The Day Adam Got Mad
- Author: Astrid Lindgren
- Original title: Småländsk tjurfäktare
- Illustrator: Marit Törnqvist
- Language: Swedish
- Publisher: Rabén & Sjögren
- Publication date: 1991
- Publication place: Sweden
- Published in English: 1993

= The Day Adam Got Mad =

Children book

The Day Adam Got Mad, also Goran's Great Escape (original title: Småländsk tjurfäktare, also När Adam Engelbrekt blev tvärarg or Kalle - den lille tjurfäktaren), is a children's book written by Astrid Lindgren.

== Plot ==
Adam Engelbrecht is a bull. He is quite peaceful, but one day he gets furious. Nobody knows exactly why he has gotten so angry, not even Adam Engelbrecht himself. He is running around the stable and the whole yard. People run away and are afraid of him. Only a very young boy, Kalle, is not scared of Adam Engelbrecht. He talks very gently to Adam Engelbrecht. At first Adam doesn't want to listen to Kalle, but the boy's tender, loving voice is so tempting and beguiling so that Adam Engelbrecht allows the boy to gently pet him. Suddenly Adam Engelbrecht is no longer angry and the boy walks with him back to the stable. The People are impressed, and they keep telling each other the story of the "youngest bullfighter in the world".

== Background ==
Astrid Lindgren wrote the story The Day Adam Got Mad, which is based on a story by her father Samuel August Ericsson.

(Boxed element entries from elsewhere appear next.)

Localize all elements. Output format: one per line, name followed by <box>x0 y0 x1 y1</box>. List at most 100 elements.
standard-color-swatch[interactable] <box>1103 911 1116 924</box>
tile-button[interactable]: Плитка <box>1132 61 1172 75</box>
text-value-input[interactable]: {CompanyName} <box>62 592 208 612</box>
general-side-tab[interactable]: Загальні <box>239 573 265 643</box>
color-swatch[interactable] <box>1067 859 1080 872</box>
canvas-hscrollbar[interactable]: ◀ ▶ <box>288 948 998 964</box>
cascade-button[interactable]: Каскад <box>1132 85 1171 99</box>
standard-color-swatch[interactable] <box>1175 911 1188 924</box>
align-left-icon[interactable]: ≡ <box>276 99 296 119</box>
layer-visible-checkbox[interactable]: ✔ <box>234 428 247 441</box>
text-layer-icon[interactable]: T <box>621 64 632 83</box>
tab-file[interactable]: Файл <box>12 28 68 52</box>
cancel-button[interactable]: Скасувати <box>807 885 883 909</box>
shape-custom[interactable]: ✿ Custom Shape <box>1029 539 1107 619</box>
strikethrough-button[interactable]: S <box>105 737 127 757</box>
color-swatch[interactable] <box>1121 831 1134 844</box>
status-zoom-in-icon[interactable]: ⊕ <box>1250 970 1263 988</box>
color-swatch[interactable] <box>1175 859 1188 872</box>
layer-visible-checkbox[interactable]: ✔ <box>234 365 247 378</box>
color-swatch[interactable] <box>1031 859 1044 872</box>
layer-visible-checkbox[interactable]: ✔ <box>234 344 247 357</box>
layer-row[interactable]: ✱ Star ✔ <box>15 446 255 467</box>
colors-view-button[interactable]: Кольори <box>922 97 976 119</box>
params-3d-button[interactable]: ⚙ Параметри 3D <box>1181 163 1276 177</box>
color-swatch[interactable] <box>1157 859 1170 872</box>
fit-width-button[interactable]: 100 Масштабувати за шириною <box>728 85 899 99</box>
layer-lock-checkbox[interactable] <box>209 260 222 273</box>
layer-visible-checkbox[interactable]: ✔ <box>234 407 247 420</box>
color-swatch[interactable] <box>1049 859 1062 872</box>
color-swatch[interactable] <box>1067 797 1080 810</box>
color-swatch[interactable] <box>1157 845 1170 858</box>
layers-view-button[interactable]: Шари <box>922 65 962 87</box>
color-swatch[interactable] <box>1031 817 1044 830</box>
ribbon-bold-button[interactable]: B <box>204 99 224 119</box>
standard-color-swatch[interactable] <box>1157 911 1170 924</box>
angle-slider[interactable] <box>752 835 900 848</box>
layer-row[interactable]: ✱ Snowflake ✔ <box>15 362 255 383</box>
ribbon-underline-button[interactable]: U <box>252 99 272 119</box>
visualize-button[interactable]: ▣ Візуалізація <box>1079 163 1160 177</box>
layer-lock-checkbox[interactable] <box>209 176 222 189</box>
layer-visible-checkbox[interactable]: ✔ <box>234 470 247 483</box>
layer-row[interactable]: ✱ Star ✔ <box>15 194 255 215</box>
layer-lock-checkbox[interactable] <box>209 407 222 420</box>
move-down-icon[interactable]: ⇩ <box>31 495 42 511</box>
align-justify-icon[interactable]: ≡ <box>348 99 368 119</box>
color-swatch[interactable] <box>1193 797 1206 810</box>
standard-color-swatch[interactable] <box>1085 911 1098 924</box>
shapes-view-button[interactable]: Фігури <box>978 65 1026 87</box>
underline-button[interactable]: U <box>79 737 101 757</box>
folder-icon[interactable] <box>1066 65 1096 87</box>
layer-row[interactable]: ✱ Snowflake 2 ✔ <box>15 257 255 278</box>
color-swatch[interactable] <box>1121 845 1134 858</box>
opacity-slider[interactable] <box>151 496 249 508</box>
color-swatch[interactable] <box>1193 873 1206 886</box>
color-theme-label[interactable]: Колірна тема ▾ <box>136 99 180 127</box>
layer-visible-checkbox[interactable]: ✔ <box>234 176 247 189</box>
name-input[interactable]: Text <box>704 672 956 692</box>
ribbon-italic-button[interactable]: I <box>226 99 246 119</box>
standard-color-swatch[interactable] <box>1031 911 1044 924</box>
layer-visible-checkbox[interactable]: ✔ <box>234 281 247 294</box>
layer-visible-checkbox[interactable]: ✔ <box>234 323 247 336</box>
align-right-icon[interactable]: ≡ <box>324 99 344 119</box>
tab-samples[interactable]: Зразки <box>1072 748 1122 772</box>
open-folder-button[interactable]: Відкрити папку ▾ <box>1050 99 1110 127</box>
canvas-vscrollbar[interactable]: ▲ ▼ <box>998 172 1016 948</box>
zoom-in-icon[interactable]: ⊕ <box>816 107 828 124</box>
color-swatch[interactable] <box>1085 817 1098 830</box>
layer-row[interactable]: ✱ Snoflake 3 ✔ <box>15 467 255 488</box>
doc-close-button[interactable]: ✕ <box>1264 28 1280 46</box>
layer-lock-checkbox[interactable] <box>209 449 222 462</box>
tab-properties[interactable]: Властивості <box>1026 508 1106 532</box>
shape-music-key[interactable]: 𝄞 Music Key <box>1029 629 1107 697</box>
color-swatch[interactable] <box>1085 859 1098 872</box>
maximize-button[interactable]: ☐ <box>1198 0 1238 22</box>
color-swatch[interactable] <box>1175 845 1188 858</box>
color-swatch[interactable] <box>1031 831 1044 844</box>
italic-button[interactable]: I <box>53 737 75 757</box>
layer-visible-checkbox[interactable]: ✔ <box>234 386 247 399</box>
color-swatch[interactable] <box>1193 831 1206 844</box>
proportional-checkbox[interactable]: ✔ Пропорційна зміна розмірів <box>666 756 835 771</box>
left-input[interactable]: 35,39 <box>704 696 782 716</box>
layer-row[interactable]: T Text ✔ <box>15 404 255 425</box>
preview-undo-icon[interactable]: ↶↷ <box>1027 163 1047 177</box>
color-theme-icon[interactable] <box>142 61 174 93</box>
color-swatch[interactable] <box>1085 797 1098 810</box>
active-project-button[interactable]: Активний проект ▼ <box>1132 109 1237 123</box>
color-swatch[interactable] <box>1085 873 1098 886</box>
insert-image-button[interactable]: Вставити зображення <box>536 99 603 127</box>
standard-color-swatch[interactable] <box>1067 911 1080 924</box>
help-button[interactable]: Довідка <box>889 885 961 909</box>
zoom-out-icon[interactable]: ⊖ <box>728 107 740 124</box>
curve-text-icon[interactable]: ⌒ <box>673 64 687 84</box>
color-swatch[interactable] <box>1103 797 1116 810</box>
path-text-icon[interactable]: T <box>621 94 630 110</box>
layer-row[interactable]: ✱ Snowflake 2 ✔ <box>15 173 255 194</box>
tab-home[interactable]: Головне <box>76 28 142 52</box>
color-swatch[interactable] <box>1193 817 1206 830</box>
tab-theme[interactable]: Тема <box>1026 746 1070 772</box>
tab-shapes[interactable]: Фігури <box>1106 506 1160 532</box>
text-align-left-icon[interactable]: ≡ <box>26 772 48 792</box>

Before director Johanna Hald made two films about Lotta from The Children on Troublemaker Street, she wanted to make a film adaptation of the book The Day Adam Got Mad. She had already written the script, but Lindgren didn't think the script was good enough and declined. Hald was allowed to make the films about Lotta.

The story of Adam Engelbrecht is also mentioned in the Astrid Lindgren novel Kerstin och jag. The son of the bull Adam Engelbrecht, who shares Adam Engelbrecht's name, lives on the farm along with the twins Barbro and Kerstin. Groom Johann tells the twins about the events of the story The Day Adam Got Mad.

Marit Törnqvist illustrated the book with her pictures. After she had illustrated Astrid Lindgren's book A Calf for Christmas (När Bäckhultarn for till stan), the publisher asked her to read Lindgren's short stories and to think about which one of them she could imagine illustrating. Törnqvist's choice was The Day Adam Got Mad.

== Reception ==
Hilde Umans said that the book is great with an inventive story and full-page drawings. Astrid Lindgren describes how Kalle is able to calm down the bull. The way she wrote about the bull and his bad mood is also admirable.

Annette Y. Goldsmith, Theo Heras and Susan Corapi praised the masterful illustrations by Marit Törnqvist. Kirkus Reviews also found that Marit Törnwvist's illustrations would wonderfully complement the charming story, so they would show an old-fashioned farm, the farming family and neighbors. The book is recommended for children from four to seven years.

Reviewing Kalle de kleine stierenvechter, a translation of Kalle - den lille tjurfäktaren (translated by Rita Verschuur), Mathilde Lemm also praises the illustrations of Törnwvist and describes it as a beautiful, nostalgic picture book that belongs on every shelf.

Tanya Boudreau said that the story reminds the reader to pay attention to the feelings of others, also noting that warmth and friendliness are often the best way to solve problems. Astrid Lindgren's story would never look outdated or sound like it. Valerie Coghlan opined that the book is excellent and timeless.